Ainsi, les neurones établissant des connexions d’un type donné se développent plus rapidement, tandis que d’autres se développant plus lentement connectent d’autres aires corticales. «Nos travaux suggèrent que pour créer la diversité des neurones, il n’y a pas toujours besoin de diversité génétique majeure. Il semble que dans ce cas, la partition est similaire, seul le rythme de lecture et d’exécution change.»
Pour confirmer leur découverte, les scientifiques ont modifié l’exécution de ce programme génétique en exprimant sur une longue période un gène qui normalement n’est exprimé qu’au début du processus.

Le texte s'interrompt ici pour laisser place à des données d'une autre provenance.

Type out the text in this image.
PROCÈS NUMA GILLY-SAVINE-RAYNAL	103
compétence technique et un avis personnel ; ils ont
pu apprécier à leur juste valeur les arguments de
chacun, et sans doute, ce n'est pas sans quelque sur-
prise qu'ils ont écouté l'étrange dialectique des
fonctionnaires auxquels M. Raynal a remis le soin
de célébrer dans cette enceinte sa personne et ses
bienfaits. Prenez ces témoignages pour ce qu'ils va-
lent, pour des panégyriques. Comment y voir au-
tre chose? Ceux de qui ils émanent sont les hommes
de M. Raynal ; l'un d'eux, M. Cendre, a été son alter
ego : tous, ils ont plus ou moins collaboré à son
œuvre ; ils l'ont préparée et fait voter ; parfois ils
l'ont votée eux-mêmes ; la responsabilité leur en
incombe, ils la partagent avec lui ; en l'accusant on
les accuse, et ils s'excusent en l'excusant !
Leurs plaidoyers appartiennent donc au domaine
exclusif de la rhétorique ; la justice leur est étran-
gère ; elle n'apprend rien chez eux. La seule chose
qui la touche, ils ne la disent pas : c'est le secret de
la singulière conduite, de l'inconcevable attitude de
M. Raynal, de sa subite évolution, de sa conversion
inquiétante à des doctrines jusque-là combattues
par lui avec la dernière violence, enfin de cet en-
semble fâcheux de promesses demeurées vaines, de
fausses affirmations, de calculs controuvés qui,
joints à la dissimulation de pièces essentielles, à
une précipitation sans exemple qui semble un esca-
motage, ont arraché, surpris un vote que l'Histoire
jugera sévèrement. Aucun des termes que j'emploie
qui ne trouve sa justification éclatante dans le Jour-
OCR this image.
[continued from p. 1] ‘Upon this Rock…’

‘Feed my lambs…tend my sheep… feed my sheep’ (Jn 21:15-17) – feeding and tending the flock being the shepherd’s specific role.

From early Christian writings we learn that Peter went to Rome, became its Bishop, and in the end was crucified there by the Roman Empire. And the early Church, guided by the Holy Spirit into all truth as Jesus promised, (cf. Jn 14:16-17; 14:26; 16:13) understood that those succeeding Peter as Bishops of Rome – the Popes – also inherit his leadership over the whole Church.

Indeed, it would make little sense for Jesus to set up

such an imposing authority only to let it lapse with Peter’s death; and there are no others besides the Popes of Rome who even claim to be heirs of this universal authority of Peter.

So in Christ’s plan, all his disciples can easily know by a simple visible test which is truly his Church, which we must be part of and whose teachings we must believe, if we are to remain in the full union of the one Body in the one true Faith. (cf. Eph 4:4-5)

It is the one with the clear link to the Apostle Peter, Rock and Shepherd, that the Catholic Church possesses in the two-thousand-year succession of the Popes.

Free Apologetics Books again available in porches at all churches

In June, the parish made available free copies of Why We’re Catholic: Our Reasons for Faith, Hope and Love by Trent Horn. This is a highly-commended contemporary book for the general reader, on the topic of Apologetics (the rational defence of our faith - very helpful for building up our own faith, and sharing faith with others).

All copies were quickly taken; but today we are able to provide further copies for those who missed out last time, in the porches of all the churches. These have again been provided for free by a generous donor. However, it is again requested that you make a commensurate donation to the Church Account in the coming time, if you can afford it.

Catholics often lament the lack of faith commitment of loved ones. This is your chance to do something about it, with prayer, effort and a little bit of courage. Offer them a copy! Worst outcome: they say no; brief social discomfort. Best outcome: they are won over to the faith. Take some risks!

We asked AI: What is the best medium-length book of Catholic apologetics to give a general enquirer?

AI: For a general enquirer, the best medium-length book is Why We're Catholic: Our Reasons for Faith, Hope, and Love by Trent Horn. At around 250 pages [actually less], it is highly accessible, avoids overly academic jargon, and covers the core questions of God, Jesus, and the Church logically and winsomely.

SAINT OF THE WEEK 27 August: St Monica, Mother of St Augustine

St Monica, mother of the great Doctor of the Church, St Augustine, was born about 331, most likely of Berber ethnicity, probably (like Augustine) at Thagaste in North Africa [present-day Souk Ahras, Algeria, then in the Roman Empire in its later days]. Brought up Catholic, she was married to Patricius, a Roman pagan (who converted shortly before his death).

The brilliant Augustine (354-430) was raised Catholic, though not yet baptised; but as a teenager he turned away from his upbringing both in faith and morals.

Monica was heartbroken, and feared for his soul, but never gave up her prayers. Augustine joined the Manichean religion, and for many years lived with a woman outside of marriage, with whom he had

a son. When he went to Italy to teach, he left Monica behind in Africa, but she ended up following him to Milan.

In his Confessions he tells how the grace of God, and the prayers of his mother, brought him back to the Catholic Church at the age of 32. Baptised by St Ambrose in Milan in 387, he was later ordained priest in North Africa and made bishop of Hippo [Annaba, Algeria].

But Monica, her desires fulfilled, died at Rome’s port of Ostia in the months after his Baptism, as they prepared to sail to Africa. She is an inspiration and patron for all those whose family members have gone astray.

Les souris ont alors montré des connectivités sensitivomotrices anormales, ainsi qu’une exploration insolite de leur environnement. Cette seule modification a perturbé le système dans son entier.
La relation toucher-mouvement en premier
Les différents types neuronaux ont donc des rythmes de différenciation postnatale distincts, qui se reflètent dans l’ordre selon lequel les connexions entre les aires cérébrales apparaissent. «Chez la souris, l’exploration active de l’environnement n’émerge progressivement qu’au cours des deux premières semaines de vie et suit la mise en place des connexions entre les aires cérébrales correspondantes», détaille Denis Jabaudon. «Le développement par étape de ces différents neurones permet aux aptitudes sensorielles d’émerger selon ce même calendrier: le souriceau nouveau-né a d’abord besoin de pouvoir téter — et développera donc en premier la relation toucher — puis aura besoin de se déplacer et développera alors des aptitudes motrices faisant appel à d’autres aires cérébrales.» Ainsi, peu à peu, le cortex apprend à n’établir des connexions que lorsque celles-ci sont nécessaires, afin de pouvoir traiter l’information correctement. Dans le cerveau aussi, il y a un temps et un lieu pour tout.